6. Pgap mutant obtained by screening random mutation through Sanger sequencing
Single colonies growing on the plates after sorting are used as DNA amplification templates, and primers Pseq-F (SEQ ID NO. 10) and Pseq-R (SEQ ID NO. 11) are designed for colony PCR detection (primers are synthesized by the company of the Gramineae) as follows:
a plurality of monoclonals are randomly selected from the flat plate, colony PCR is used for identifying transformants, the used primers are Pseq-F, pseq-R, and the theoretical size of the positive clone PCR product band is 815bp. From the solid plates after overnight incubation, 15 single colonies were randomly picked with a 10. Mu.L sterile small gun head in a 200. Mu.L centrifuge tube, added with 10. Mu.L ultrapure water, thoroughly mixed, and 1. Mu.L was aspirated therefrom as DNA templates for colony PCR amplification. The PCR reaction system using 10. Mu.L was as follows, and the PCR amplification procedure was: pre-denaturation at 98℃for 3min; denaturation at 98℃for 10s, annealing at 53℃for 10s, extension at 72℃for 10s for 27 cycles; after the cycle was completed, the temperature was maintained at 72℃for 5 minutes. The PCR products were detected by agarose gel electrophoresis and the results were observed using an ultraviolet gel imaging system. And selecting bacteria with correct band sizes from the electrophoresis results for culturing.
TABLE 5
Reagent(s)
|
Volume (mu L)
|
Concentration of
|
Primer F
|
0.4
|
10μM
|
Primer R
|
0.4
|
10μM
|
Template |
|
1
|
|
ddH 2 O
|
3.2
|
|
T5 Super PCR Mix
|
5
|
2× |
The four consecutive sorted Pgap promoter library was sent to GENEWIZ company, su for NGS sequencing. The paired end read quality was checked using the FastQC program (http:// www.bioinformatics.babraham.ac.uk/subjects/FastQC /), and the data was mapped to Pgap wild-type DNA sequences to identify variations. NGS result data is shown in table 6.

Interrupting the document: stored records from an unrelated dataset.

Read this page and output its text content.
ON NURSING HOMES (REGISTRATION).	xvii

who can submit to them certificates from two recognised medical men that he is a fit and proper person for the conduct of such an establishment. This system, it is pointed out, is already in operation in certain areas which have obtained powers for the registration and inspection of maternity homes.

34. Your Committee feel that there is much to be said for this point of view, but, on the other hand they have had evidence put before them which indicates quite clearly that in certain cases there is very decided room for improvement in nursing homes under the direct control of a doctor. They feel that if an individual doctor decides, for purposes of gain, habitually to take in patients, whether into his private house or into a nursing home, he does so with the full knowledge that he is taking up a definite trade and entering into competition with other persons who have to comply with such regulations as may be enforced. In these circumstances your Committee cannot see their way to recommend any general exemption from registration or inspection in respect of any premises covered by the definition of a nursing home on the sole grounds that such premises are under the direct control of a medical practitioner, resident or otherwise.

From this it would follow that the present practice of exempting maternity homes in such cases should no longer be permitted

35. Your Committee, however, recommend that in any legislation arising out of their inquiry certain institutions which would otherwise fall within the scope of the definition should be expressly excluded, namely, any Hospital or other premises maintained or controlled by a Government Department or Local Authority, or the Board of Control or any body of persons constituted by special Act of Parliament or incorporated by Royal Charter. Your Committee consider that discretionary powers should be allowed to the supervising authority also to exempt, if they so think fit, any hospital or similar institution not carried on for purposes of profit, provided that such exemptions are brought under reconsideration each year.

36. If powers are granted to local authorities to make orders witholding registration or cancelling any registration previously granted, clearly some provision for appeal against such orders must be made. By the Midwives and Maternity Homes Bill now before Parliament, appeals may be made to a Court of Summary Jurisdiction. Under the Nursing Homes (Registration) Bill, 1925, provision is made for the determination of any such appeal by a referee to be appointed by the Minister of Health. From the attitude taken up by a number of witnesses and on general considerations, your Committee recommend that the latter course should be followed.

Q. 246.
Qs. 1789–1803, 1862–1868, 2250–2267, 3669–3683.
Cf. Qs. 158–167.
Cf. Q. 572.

TABLE 6 NGS-based read count and mutation type data
Total reading number
|
18402322
|
Reading number (unmutated)
|
6251443
|
Reading number (mutation)
|
12150879
|
Type of mutation
|
593745
|
Number of reads>1,000 mutation
|
356 |
7. Flow cytometry detection and fluorescence intensity calculation
EGFP fluorescence was detected using a Beckman CytoFLEX FCM flow cytometer, with FITC channel, opmCherry was detected with PC5.5 channel, and fluorescence compensation was set. The parameters recommended by FlowJo software are used for processing, the minimum value of Events is set to 20000, the error in analysis is effectively reduced, and the flow cytometry analysis time is shortened. The average fluorescence intensity of each sample was calculated, the intensity of each promoter was quantified using the average EGFP/opmCherry ratio of the three parallel groups, and the standard deviation (STDEV) was set as the error bar. The resulting EGFP/opmCherry ratio was imported into GraphPad Prism 8.0 software and subjected to significance analysis.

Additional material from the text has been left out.